Anselmo não gostou. A mulher dele ia falar o resto da vida contra
aquela saída abrupta, misteriosa, ia ser o diabo explicar.
— Brincadeira tem hora! Cadê o enfarte?
Figueiredo estendeu-lhe o copo.
— Prove essa droga! Veja que gosto tem e se concorda comigo.
Anselmo provou, sentiu um gosto adocicado de amêndoas, mas não teve
tempo de concordar. Figueiredo arrastou-o ao quarto, tirou-lhe a roupa,
deitou-o ao lado de Ema, a mão estendida para fora do leito. Pegou no
copo, colocou-o na mão de Anselmo, deixou que o copo se partisse no
chão.
Apagou as luzes, deixando apenas um pequeno abajur aceso. Ganhou a rua,
atravessando a garagem do prédio, o garagista tinha sono de pedra,
quando chegava tarde, com o carro, tinha de esmurrar a campainha para
que o homem lhe abrisse a porta dos carros.
Andou pela cidade, esperando o primeiro ônibus para Teresópolis.

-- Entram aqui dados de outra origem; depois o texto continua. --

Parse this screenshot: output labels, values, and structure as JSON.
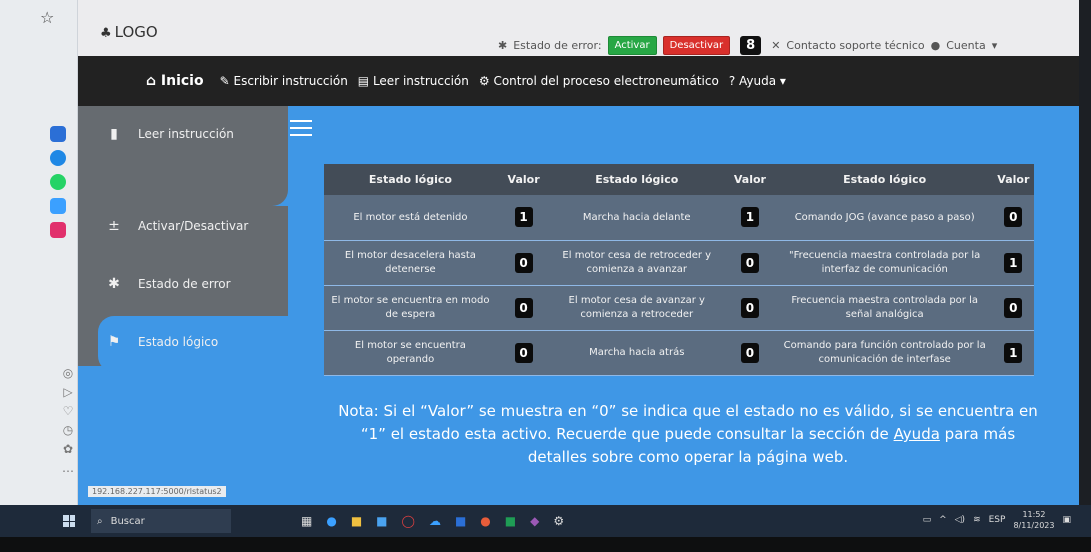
{
  "header": {
    "logo": "LOGO",
    "error_state_label": "Estado de error:",
    "activate_label": "Activar",
    "deactivate_label": "Desactivar",
    "error_count": "8",
    "support_label": "Contacto soporte técnico",
    "account_label": "Cuenta"
  },
  "nav": {
    "home": "Inicio",
    "write": "Escribir instrucción",
    "read": "Leer instrucción",
    "control": "Control del proceso electroneumático",
    "help": "Ayuda"
  },
  "sidebar": {
    "items": [
      {
        "label": "Leer instrucción"
      },
      {
        "label": "Activar/Desactivar"
      },
      {
        "label": "Estado de error"
      },
      {
        "label": "Estado lógico"
      }
    ]
  },
  "table": {
    "headers": [
      "Estado lógico",
      "Valor",
      "Estado lógico",
      "Valor",
      "Estado lógico",
      "Valor"
    ],
    "rows": [
      [
        "El motor está detenido",
        "1",
        "Marcha hacia delante",
        "1",
        "Comando JOG (avance paso a paso)",
        "0"
      ],
      [
        "El motor desacelera hasta detenerse",
        "0",
        "El motor cesa de retroceder y comienza a avanzar",
        "0",
        "\"Frecuencia maestra controlada por la interfaz de comunicación",
        "1"
      ],
      [
        "El motor se encuentra en modo de espera",
        "0",
        "El motor cesa de avanzar y comienza a retroceder",
        "0",
        "Frecuencia maestra controlada por la señal analógica",
        "0"
      ],
      [
        "El motor se encuentra operando",
        "0",
        "Marcha hacia atrás",
        "0",
        "Comando para función controlado por la comunicación de interfase",
        "1"
      ]
    ]
  },
  "note": {
    "before_link": "Nota: Si el “Valor” se muestra en “0” se indica que el estado no es válido, si se encuentra en “1” el estado esta activo. Recuerde que puede consultar la sección de ",
    "link": "Ayuda",
    "after_link": " para más detalles sobre como operar la página web."
  },
  "status_url": "192.168.227.117:5000/rlstatus2",
  "taskbar": {
    "search": "Buscar",
    "lang": "ESP",
    "time": "11:52",
    "date": "8/11/2023"
  }
}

Deixara impressões no copo, nas roupas, em todos os lugares. Mas o
lucro era tão dele que invalidava a suspeita. Deixara atrás de si um
crime que se explicava por si mesmo.
Tomou o ônibus para Teresópolis. Com o sereno da noite, o carro ficara
melado como um bicho. Antes de ligar o motor, abriu o painel de
instrumentos e desligou o cabo do velocímetro. Desceu a serra, almoçou
um frango assado à beira da estrada, atingiu a Avenida Brasil e cortou
em direção oposta à cidade. Andou mais alguns quilômetros e pegou a Rio
— São Paulo. Enfrentou as retas iniciais, atingiu a serra mas logo fez
um contorno e embicou de volta ao Rio. Parou no posto de gasolina para
abastecer o carro.
— Tem mecânico aí?
O mulato de maus dentes surgiu das entranhas de uma camioneta.

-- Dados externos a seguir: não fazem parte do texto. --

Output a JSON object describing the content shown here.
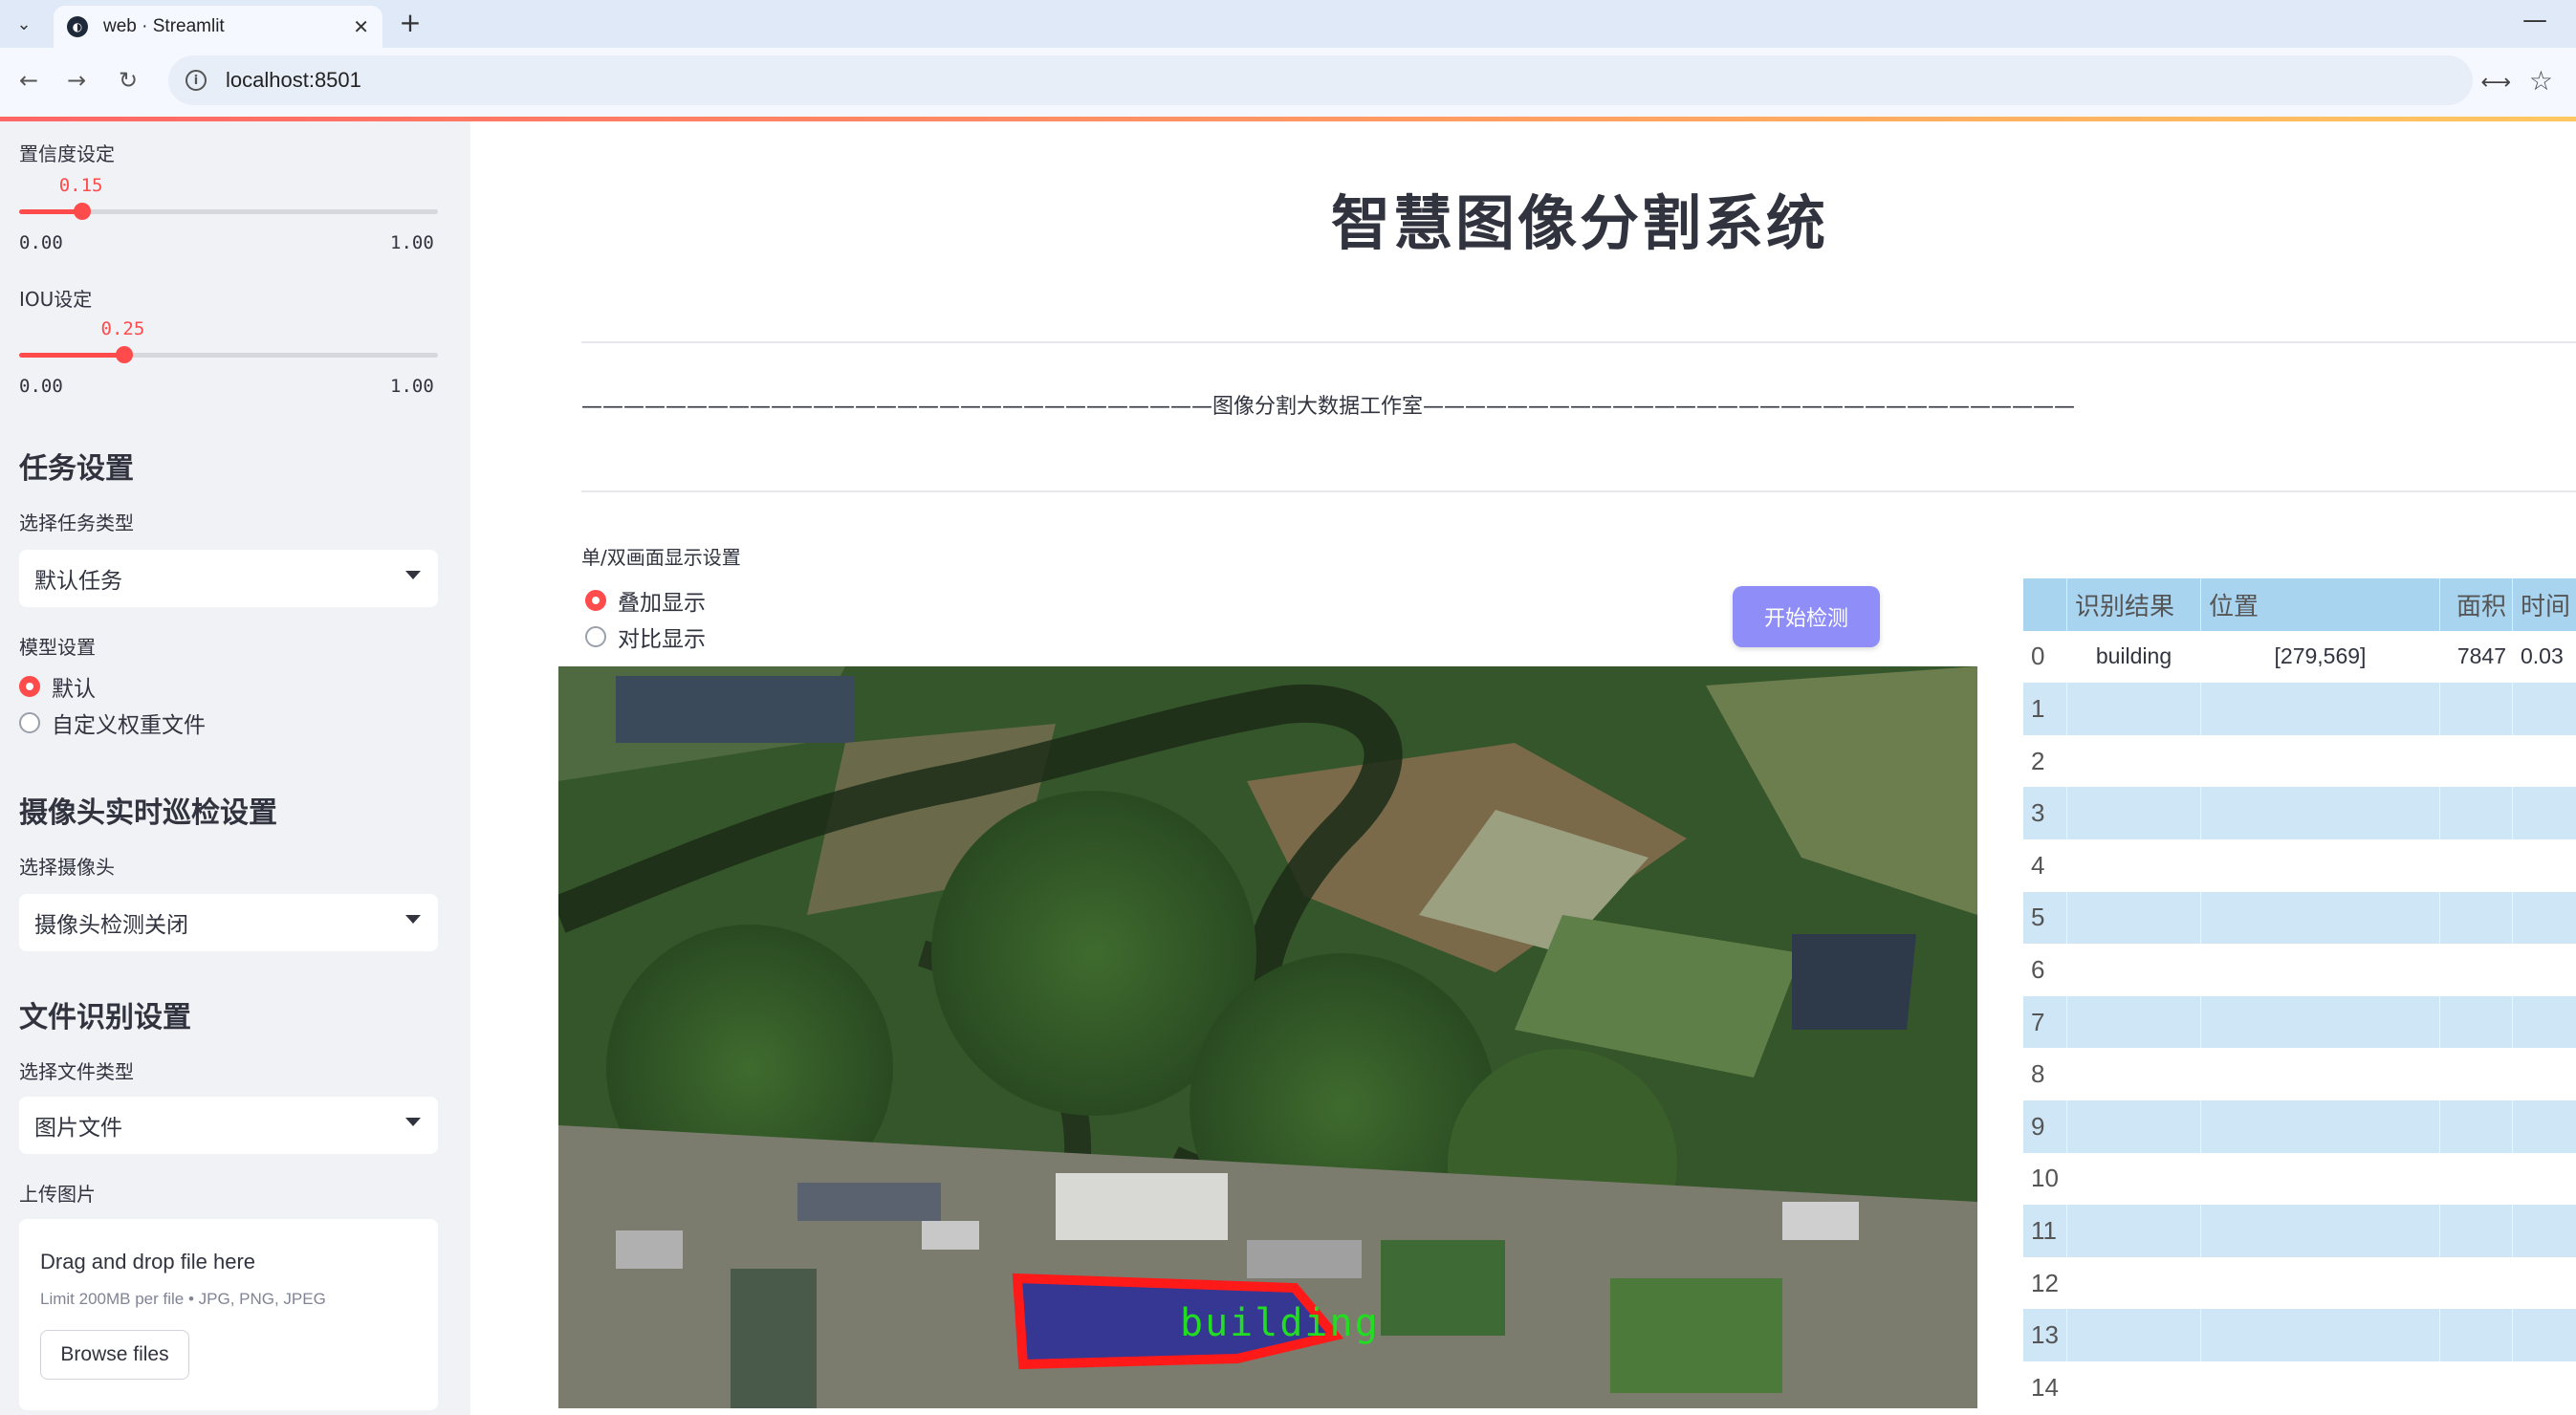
{
  "browser": {
    "tab_title": "web · Streamlit",
    "url": "localhost:8501"
  },
  "sidebar": {
    "confidence": {
      "label": "置信度设定",
      "value_text": "0.15",
      "min_text": "0.00",
      "max_text": "1.00",
      "value": 0.15
    },
    "iou": {
      "label": "IOU设定",
      "value_text": "0.25",
      "min_text": "0.00",
      "max_text": "1.00",
      "value": 0.25
    },
    "task": {
      "heading": "任务设置",
      "select_label": "选择任务类型",
      "selected": "默认任务"
    },
    "model": {
      "label": "模型设置",
      "options": [
        "默认",
        "自定义权重文件"
      ],
      "selected_index": 0
    },
    "camera": {
      "heading": "摄像头实时巡检设置",
      "select_label": "选择摄像头",
      "selected": "摄像头检测关闭"
    },
    "file": {
      "heading": "文件识别设置",
      "select_label": "选择文件类型",
      "selected": "图片文件",
      "upload_label": "上传图片"
    },
    "uploader": {
      "title": "Drag and drop file here",
      "subtitle": "Limit 200MB per file • JPG, PNG, JPEG",
      "button": "Browse files"
    }
  },
  "main": {
    "title": "智慧图像分割系统",
    "studio_line": "——————————————————————————————图像分割大数据工作室———————————————————————————————",
    "display_mode": {
      "label": "单/双画面显示设置",
      "options": [
        "叠加显示",
        "对比显示"
      ],
      "selected_index": 0
    },
    "start_button": "开始检测",
    "detection_label": "building"
  },
  "results_table": {
    "columns": [
      "",
      "识别结果",
      "位置",
      "面积",
      "时间"
    ],
    "rows": [
      {
        "index": "0",
        "result": "building",
        "position": "[279,569]",
        "area": "7847",
        "time": "0.03"
      },
      {
        "index": "1",
        "result": "",
        "position": "",
        "area": "",
        "time": ""
      },
      {
        "index": "2",
        "result": "",
        "position": "",
        "area": "",
        "time": ""
      },
      {
        "index": "3",
        "result": "",
        "position": "",
        "area": "",
        "time": ""
      },
      {
        "index": "4",
        "result": "",
        "position": "",
        "area": "",
        "time": ""
      },
      {
        "index": "5",
        "result": "",
        "position": "",
        "area": "",
        "time": ""
      },
      {
        "index": "6",
        "result": "",
        "position": "",
        "area": "",
        "time": ""
      },
      {
        "index": "7",
        "result": "",
        "position": "",
        "area": "",
        "time": ""
      },
      {
        "index": "8",
        "result": "",
        "position": "",
        "area": "",
        "time": ""
      },
      {
        "index": "9",
        "result": "",
        "position": "",
        "area": "",
        "time": ""
      },
      {
        "index": "10",
        "result": "",
        "position": "",
        "area": "",
        "time": ""
      },
      {
        "index": "11",
        "result": "",
        "position": "",
        "area": "",
        "time": ""
      },
      {
        "index": "12",
        "result": "",
        "position": "",
        "area": "",
        "time": ""
      },
      {
        "index": "13",
        "result": "",
        "position": "",
        "area": "",
        "time": ""
      },
      {
        "index": "14",
        "result": "",
        "position": "",
        "area": "",
        "time": ""
      }
    ]
  },
  "colors": {
    "accent": "#ff4b4b",
    "sidebar_bg": "#f0f2f6",
    "button": "#8f8df8",
    "table_header": "#a8d4f0",
    "table_stripe": "#cfe6f7",
    "mask_outline": "#ff1a1a",
    "mask_fill": "#2a2a9a",
    "label_text": "#22dd22"
  }
}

— É o cabo do velocímetro. Acho que houve alguma coisa com ele.
Deu boa gorjeta ao mecânico e ao homem do posto que lhe enchera o
tanque,
tinha agora duas pessoas que atestariam que ele regressava de São
Paulo.
Quando arrancou, os dois homens o chamaram de doutor:
— Boa viagem, doutor!
Chegou em casa, após uma boa viagem, e viu o quadro que logo os
policiais examinaram, os jornais noticiaram e com o qual ele lucrou.
Moral
O crime, para o burguês, só não compensa quando a polícia está contra.